Ailleurs, il en alla tout autrement. On appliqua bien chez les communistes les mêmes recettes : amalgame par le système des « fronts », exploitation du sentiment de révolte contre les injustices et de la générosité des élites intellectuelles et religieuses, appel à l’opinion internationale, combinaison des actions légales et illégales, recherche de zones refuges, formation des cadres à l’étranger… Cependant, derrière cette façade, que d’amateurisme, de faiblesses doctrinales, de rivalités personnelles sanglantes ! Les chefs rebelles étaient pour la plupart médiocres, opportunistes et vénaux (d’où des portraits hauts en couleur, comme ceux de Dante et Sison, les compères philippins, ou du père Balweg, drôle de curé de campagne avec son « air charmeur, viril, sûr de lui et décontracté »). Les effectifs étaient minimes, se comptant le plus souvent par centaines. Quant aux gouvernements locaux confrontés au problème, dépourvus de l’esprit « chevaleresque » en honneur parmi les Occidentaux, ils utilisèrent des stratégies qui n’ont rien d’original (on retrouve en Thaïlande l’équivalent de nos SAS – Section administrative spécialisée – et de notre plan de Constantine), mais sur le terrain ils refusèrent le « carcan des droits de l’homme » et ne firent pas dans la dentelle en ce qui concerne la répression. Les pertes restèrent modérées du côté des forces de l’ordre. Du coup, les masses ne suivaient pas ; la formule du peuple se soulevant sous la conduite d’une minorité agissante ne fonctionnait pas. « En fait d’incendie, on n’aura qu’un pétard mouillé ».
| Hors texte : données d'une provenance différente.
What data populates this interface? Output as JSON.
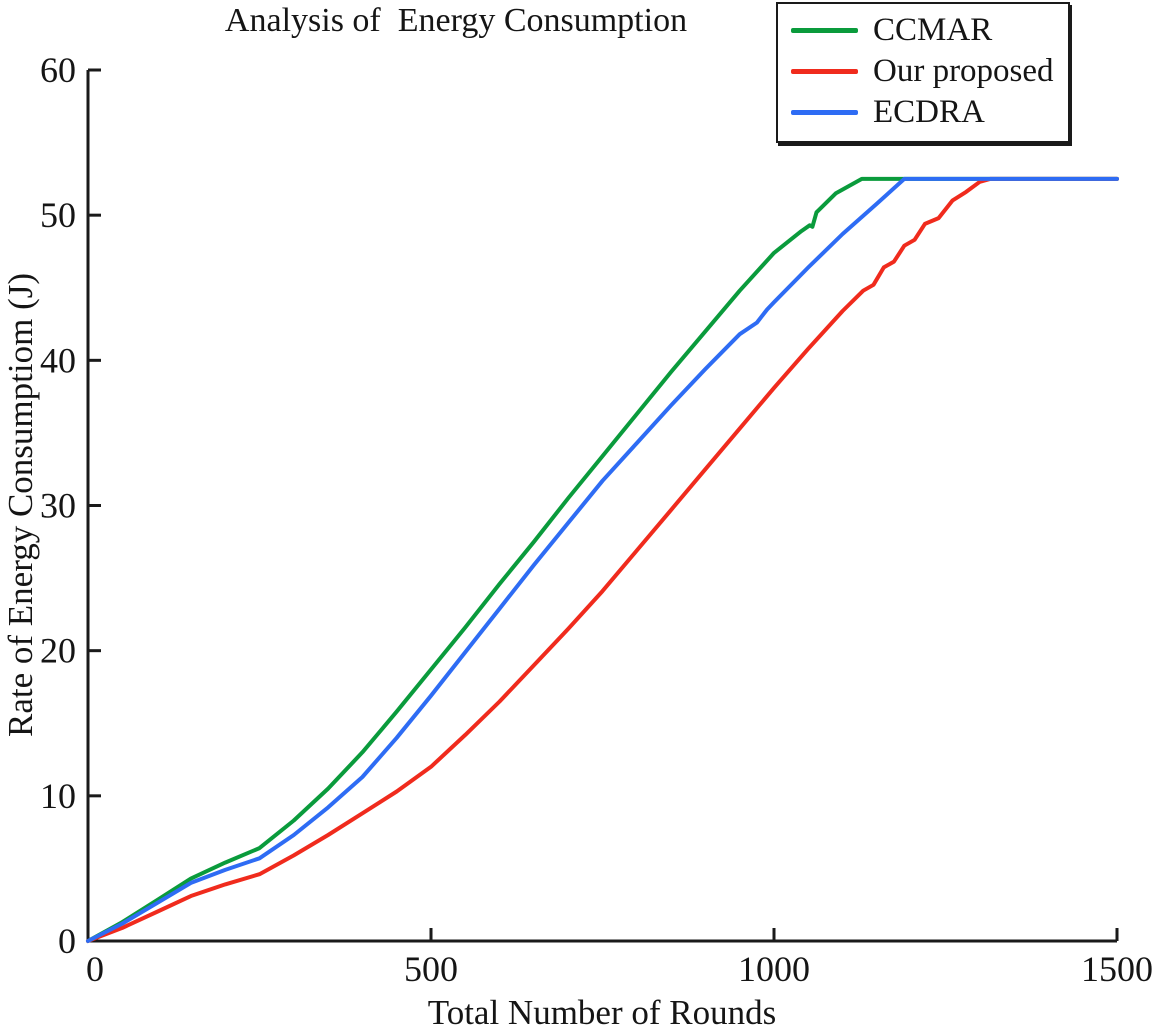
{
  "figure": {
    "background": "#ffffff"
  },
  "chart_data": {
    "type": "line",
    "title": "Analysis of  Energy Consumption",
    "xlabel": "Total Number of Rounds",
    "ylabel": "Rate of Energy Consumptiom (J)",
    "xlim": [
      0,
      1500
    ],
    "ylim": [
      0,
      60
    ],
    "xticks": [
      0,
      500,
      1000,
      1500
    ],
    "yticks": [
      0,
      10,
      20,
      30,
      40,
      50,
      60
    ],
    "grid": false,
    "legend_position": "top-right",
    "axis_color": "#1a1a1a",
    "text_color": "#151515",
    "saturation_value": 52.5,
    "series": [
      {
        "name": "CCMAR",
        "color": "#0a9b3c",
        "points": [
          [
            0,
            0
          ],
          [
            50,
            1.3
          ],
          [
            100,
            2.8
          ],
          [
            150,
            4.3
          ],
          [
            200,
            5.4
          ],
          [
            250,
            6.4
          ],
          [
            300,
            8.3
          ],
          [
            350,
            10.5
          ],
          [
            400,
            13.0
          ],
          [
            450,
            15.8
          ],
          [
            500,
            18.7
          ],
          [
            550,
            21.6
          ],
          [
            600,
            24.6
          ],
          [
            650,
            27.5
          ],
          [
            700,
            30.5
          ],
          [
            750,
            33.4
          ],
          [
            800,
            36.3
          ],
          [
            850,
            39.2
          ],
          [
            900,
            42.0
          ],
          [
            950,
            44.8
          ],
          [
            1000,
            47.4
          ],
          [
            1040,
            48.9
          ],
          [
            1052,
            49.3
          ],
          [
            1056,
            49.2
          ],
          [
            1062,
            50.2
          ],
          [
            1090,
            51.5
          ],
          [
            1128,
            52.5
          ],
          [
            1200,
            52.5
          ],
          [
            1300,
            52.5
          ],
          [
            1400,
            52.5
          ],
          [
            1500,
            52.5
          ]
        ]
      },
      {
        "name": "Our proposed",
        "color": "#f02b1d",
        "points": [
          [
            0,
            0
          ],
          [
            50,
            0.9
          ],
          [
            100,
            2.0
          ],
          [
            150,
            3.1
          ],
          [
            200,
            3.9
          ],
          [
            250,
            4.6
          ],
          [
            300,
            5.9
          ],
          [
            350,
            7.3
          ],
          [
            400,
            8.8
          ],
          [
            450,
            10.3
          ],
          [
            500,
            12.0
          ],
          [
            550,
            14.2
          ],
          [
            600,
            16.5
          ],
          [
            650,
            19.0
          ],
          [
            700,
            21.5
          ],
          [
            750,
            24.1
          ],
          [
            800,
            26.9
          ],
          [
            850,
            29.7
          ],
          [
            900,
            32.5
          ],
          [
            950,
            35.3
          ],
          [
            1000,
            38.1
          ],
          [
            1050,
            40.8
          ],
          [
            1100,
            43.4
          ],
          [
            1130,
            44.8
          ],
          [
            1145,
            45.2
          ],
          [
            1160,
            46.4
          ],
          [
            1175,
            46.8
          ],
          [
            1190,
            47.9
          ],
          [
            1205,
            48.3
          ],
          [
            1220,
            49.4
          ],
          [
            1240,
            49.8
          ],
          [
            1260,
            51.0
          ],
          [
            1280,
            51.6
          ],
          [
            1300,
            52.3
          ],
          [
            1315,
            52.5
          ],
          [
            1400,
            52.5
          ],
          [
            1500,
            52.5
          ]
        ]
      },
      {
        "name": "ECDRA",
        "color": "#2e6cf4",
        "points": [
          [
            0,
            0
          ],
          [
            50,
            1.2
          ],
          [
            100,
            2.6
          ],
          [
            150,
            4.0
          ],
          [
            200,
            4.9
          ],
          [
            250,
            5.7
          ],
          [
            300,
            7.3
          ],
          [
            350,
            9.2
          ],
          [
            400,
            11.3
          ],
          [
            450,
            14.0
          ],
          [
            500,
            16.9
          ],
          [
            550,
            19.9
          ],
          [
            600,
            22.9
          ],
          [
            650,
            25.9
          ],
          [
            700,
            28.8
          ],
          [
            750,
            31.7
          ],
          [
            800,
            34.3
          ],
          [
            850,
            36.9
          ],
          [
            900,
            39.4
          ],
          [
            950,
            41.8
          ],
          [
            975,
            42.6
          ],
          [
            990,
            43.5
          ],
          [
            1000,
            44.0
          ],
          [
            1050,
            46.4
          ],
          [
            1100,
            48.7
          ],
          [
            1150,
            50.8
          ],
          [
            1190,
            52.5
          ],
          [
            1300,
            52.5
          ],
          [
            1400,
            52.5
          ],
          [
            1500,
            52.5
          ]
        ]
      }
    ]
  }
}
Plus redoutables sont finalement pour les pouvoirs centraux les guérillas non communistes, car elles ne sont pas exportées, mais spontanées ; elles traduisent une véritable revendication d’identité ou sont portées par une foi religieuse ardente ; elles sont « fondées sur des facteurs humains et non sur des idéologies qui ne naissent que pour disparaître ». L’odeur de drogue plane sur le tout et en accentue la complexité.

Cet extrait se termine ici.